Ce n'est pas du tout le sujet mais, pour les J.O. de Londres de 1908 la raison était (que l'on me corrige si j'ai tord) que l'épreuve devait finir sous les fenêtres de la Reine.

8. Le lundi 10 janvier 2011, 20:24 par

Il est intéressant de constater que plus de dix jours après la parution de ce billet, nous n’avons pas abordé deux problèmes sérieux, d’actualité, destinés à s’aggraver si l’on ne fait rien : la nécessité d’enregistrer désormais les messages à cause de la judiciarisation du métier, qui semble inéluctable ; la nécessité aussi d’empêcher les intrusions perturbatrices dans le réseau et d’authentifier l’origine des messages.

Questions techniques, dira-t-on, et par conséquent il faut des réponses techniques.

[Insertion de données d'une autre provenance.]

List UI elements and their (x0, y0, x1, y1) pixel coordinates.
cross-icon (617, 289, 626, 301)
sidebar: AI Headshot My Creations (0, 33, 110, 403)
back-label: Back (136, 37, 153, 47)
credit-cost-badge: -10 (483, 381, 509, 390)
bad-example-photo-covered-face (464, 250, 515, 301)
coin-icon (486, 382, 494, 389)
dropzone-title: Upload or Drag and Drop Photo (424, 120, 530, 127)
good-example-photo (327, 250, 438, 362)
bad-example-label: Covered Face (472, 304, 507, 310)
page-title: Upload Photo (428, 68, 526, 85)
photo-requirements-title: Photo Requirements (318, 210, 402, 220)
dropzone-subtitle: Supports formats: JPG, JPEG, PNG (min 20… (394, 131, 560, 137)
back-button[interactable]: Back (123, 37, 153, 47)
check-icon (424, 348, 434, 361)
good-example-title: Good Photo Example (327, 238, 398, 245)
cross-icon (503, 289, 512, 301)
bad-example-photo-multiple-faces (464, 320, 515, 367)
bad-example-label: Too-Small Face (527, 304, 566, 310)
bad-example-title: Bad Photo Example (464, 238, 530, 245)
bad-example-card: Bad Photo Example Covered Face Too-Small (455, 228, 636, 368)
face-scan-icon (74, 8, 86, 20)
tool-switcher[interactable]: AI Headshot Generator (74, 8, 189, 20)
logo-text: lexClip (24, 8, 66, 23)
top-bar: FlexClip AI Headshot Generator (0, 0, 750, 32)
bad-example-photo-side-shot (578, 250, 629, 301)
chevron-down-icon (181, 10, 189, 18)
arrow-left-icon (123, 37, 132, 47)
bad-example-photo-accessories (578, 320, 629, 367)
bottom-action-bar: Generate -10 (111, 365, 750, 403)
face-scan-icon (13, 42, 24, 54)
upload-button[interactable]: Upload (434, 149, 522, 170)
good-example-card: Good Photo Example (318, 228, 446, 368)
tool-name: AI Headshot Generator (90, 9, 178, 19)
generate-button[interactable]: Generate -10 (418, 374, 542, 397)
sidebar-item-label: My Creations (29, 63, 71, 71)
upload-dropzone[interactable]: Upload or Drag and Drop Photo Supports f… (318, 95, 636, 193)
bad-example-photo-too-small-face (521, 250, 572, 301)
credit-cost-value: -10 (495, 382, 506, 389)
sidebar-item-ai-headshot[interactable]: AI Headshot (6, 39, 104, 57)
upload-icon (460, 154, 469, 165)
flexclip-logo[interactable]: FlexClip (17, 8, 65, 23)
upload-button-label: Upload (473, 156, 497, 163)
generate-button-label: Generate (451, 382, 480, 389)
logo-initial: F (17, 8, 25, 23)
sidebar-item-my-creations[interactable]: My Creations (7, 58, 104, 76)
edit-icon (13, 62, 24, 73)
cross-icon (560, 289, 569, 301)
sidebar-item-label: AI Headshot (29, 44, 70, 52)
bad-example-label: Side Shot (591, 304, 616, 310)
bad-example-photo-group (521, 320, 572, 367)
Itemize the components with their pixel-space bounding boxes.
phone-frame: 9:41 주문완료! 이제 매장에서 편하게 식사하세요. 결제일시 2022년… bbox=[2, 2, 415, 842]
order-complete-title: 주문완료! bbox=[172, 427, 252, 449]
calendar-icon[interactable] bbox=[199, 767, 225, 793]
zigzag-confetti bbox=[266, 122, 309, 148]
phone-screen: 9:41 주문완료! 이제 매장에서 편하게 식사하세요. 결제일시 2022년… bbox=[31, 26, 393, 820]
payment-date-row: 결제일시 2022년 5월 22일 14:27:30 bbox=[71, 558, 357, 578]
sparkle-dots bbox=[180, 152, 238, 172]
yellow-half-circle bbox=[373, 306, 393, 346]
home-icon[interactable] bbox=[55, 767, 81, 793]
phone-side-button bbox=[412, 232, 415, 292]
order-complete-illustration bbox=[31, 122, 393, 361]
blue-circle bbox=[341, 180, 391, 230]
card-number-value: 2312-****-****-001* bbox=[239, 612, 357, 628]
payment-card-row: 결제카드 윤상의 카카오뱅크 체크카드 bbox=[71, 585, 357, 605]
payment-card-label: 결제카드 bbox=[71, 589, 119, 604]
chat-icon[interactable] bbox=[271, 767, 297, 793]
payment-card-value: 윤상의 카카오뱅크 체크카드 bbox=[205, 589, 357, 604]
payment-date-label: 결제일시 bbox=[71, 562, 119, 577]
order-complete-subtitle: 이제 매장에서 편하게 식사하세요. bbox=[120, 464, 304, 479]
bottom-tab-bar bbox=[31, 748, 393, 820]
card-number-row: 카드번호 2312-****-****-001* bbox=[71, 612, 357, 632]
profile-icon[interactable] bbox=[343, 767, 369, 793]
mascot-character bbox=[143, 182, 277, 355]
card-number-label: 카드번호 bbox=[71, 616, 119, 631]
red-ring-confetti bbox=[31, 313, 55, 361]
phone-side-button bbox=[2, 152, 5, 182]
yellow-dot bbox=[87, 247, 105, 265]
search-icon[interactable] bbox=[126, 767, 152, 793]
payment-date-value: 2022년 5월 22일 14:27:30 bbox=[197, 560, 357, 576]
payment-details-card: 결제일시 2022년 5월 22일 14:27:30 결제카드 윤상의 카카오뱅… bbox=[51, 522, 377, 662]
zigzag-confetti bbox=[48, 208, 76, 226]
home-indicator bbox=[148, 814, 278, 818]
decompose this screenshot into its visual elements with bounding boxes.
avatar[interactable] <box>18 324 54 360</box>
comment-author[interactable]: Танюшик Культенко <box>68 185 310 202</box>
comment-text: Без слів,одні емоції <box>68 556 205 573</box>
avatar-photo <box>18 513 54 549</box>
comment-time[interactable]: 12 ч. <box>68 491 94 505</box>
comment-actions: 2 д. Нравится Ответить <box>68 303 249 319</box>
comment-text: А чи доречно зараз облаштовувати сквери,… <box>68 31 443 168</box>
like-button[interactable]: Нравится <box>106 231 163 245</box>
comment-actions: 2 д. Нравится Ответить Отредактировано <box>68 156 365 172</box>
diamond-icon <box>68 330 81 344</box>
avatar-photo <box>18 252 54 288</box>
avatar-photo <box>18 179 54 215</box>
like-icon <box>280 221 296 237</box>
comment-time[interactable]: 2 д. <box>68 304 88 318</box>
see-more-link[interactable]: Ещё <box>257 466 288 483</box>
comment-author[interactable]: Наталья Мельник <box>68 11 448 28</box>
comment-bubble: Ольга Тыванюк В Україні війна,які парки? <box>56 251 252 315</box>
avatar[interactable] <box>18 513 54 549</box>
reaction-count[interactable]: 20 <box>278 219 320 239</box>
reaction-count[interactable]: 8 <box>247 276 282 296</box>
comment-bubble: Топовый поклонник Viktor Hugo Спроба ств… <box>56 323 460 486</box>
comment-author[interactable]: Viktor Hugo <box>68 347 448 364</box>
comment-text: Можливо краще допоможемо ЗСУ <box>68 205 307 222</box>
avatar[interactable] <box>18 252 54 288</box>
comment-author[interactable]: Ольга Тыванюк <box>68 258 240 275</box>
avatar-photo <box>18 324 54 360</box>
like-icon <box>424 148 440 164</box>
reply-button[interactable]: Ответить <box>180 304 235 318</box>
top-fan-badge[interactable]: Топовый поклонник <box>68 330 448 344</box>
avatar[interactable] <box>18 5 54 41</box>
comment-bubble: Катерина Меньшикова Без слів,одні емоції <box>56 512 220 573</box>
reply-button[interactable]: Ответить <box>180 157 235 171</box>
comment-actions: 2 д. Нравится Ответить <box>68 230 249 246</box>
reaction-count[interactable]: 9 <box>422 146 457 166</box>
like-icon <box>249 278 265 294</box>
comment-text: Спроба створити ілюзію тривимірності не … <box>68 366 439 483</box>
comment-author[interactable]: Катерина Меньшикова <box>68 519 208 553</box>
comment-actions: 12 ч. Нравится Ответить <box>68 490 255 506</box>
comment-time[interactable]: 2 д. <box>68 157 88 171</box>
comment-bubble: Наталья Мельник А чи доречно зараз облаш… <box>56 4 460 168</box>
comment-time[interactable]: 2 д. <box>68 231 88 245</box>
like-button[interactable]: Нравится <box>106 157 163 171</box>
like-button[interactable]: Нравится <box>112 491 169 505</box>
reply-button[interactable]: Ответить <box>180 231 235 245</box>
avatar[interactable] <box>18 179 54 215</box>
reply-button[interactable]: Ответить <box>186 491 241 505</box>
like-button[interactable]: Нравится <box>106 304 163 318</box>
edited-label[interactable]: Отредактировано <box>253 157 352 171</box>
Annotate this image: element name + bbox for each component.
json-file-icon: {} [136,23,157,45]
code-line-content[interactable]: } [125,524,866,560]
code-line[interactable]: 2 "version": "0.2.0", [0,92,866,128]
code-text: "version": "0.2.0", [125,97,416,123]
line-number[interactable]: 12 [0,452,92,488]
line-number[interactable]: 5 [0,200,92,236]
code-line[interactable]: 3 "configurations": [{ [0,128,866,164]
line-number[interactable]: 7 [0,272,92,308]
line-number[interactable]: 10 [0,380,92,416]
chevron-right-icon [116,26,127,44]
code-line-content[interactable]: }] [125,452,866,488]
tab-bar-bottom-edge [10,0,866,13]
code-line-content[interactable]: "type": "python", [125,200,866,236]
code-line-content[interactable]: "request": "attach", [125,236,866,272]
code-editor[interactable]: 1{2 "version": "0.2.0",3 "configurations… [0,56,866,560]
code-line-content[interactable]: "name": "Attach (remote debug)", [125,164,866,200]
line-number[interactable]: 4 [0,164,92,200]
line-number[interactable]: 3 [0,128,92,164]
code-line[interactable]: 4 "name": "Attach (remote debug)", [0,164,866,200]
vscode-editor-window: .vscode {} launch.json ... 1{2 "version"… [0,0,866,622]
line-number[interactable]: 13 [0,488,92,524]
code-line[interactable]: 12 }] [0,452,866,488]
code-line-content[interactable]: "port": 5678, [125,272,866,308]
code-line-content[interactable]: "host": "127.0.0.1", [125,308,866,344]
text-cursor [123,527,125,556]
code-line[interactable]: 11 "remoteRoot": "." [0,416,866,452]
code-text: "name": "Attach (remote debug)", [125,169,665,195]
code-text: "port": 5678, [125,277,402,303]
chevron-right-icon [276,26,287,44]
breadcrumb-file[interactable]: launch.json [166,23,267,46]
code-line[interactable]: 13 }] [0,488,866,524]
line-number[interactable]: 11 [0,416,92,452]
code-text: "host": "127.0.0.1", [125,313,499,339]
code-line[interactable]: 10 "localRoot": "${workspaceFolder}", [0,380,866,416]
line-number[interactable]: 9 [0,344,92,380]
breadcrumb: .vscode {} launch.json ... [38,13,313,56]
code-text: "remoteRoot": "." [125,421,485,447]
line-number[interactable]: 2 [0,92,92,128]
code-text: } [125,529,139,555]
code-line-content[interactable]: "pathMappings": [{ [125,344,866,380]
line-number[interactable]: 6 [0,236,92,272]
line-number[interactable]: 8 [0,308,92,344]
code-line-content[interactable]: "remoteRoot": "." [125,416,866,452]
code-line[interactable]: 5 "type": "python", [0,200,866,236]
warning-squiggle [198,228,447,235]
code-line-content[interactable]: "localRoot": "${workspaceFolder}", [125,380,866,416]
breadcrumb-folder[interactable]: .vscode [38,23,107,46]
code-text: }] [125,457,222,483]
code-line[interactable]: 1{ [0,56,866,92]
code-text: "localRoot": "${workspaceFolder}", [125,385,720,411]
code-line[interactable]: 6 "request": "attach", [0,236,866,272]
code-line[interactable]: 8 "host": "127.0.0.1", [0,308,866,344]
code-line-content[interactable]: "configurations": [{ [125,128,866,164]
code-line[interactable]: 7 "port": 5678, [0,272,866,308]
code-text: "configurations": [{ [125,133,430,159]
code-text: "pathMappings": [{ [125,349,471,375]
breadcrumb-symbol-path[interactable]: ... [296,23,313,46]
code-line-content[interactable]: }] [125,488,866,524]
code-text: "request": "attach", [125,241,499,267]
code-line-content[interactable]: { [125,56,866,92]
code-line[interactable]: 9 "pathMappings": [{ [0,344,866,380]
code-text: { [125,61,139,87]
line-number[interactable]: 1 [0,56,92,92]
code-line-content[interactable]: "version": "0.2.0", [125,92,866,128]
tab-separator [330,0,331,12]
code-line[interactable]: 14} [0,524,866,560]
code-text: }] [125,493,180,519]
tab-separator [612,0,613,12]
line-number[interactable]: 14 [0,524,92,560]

Certes mais le problème n’est pas d’origine technique, il est d’origine humaine.
On aborde par ce biais des transmissions « arme du commandement » un nouvel aspect d’un problème plus ancien que la radio et qui n’est pas spécifiquement français. Que l’on se souvienne de « la discorde chez l’ennemi », étude écrite par un historien militaire bien connu : Charles de Gaulle. La discorde peut aussi régner chez nous, comme ce fut le cas en 1870 et en 1940.

Au-delà des risques d’indiscrétion parce que wikileaks est un phénomène de temps de paix, on serait bien inspiré de réfléchir par avance à la discorde, voire aux trahisons, qui pourraient se produire chez nous lors de la Prochaine.
Celle-ci sera précédée d’une plus ou moins longue période de non-guerre et d’escarmouches où nous serons impliqués même si elles n'ont pas lieu sur notre territoire : alors la judiciarisation et la désinformation joueront à plein.
Puis viendra le moment de l’action décisive où les comptes-rendus et les ordres devront être parfaitement authentifiés.

Transmetteurs qui me lisez, sans vouloir vous faire dévoiler des secrets, qu’en est-il ?

9. Le lundi 10 janvier 2011, 20:24 par nino

Réponse partielle à Monsieur Yves Cadiou.

Dans la conception des systèmes informatiques d'aide au commandement, l'authentification des ordres est au centre des préoccupations. Si le travail de concertation amont entre transmetteurs et commandeurs est correctement réalisé, que ce travail est correctement traduit techniquement dans les serveurs de messagerie, alors aucun message "formel" ne peut sortir sans validation d'un poste de commandement. Reste le problème de la messagerie "informelle", le simple mail, qui lui n'a aucune valeur juridique. Pour avoir souvent appuyé des états-majors drillés de niveau brigade, je sais cette question juridico-tactique au coeur des préoccupations. Pour des états-majors plus importants, l'expérience me manque pour répondre honnêtement.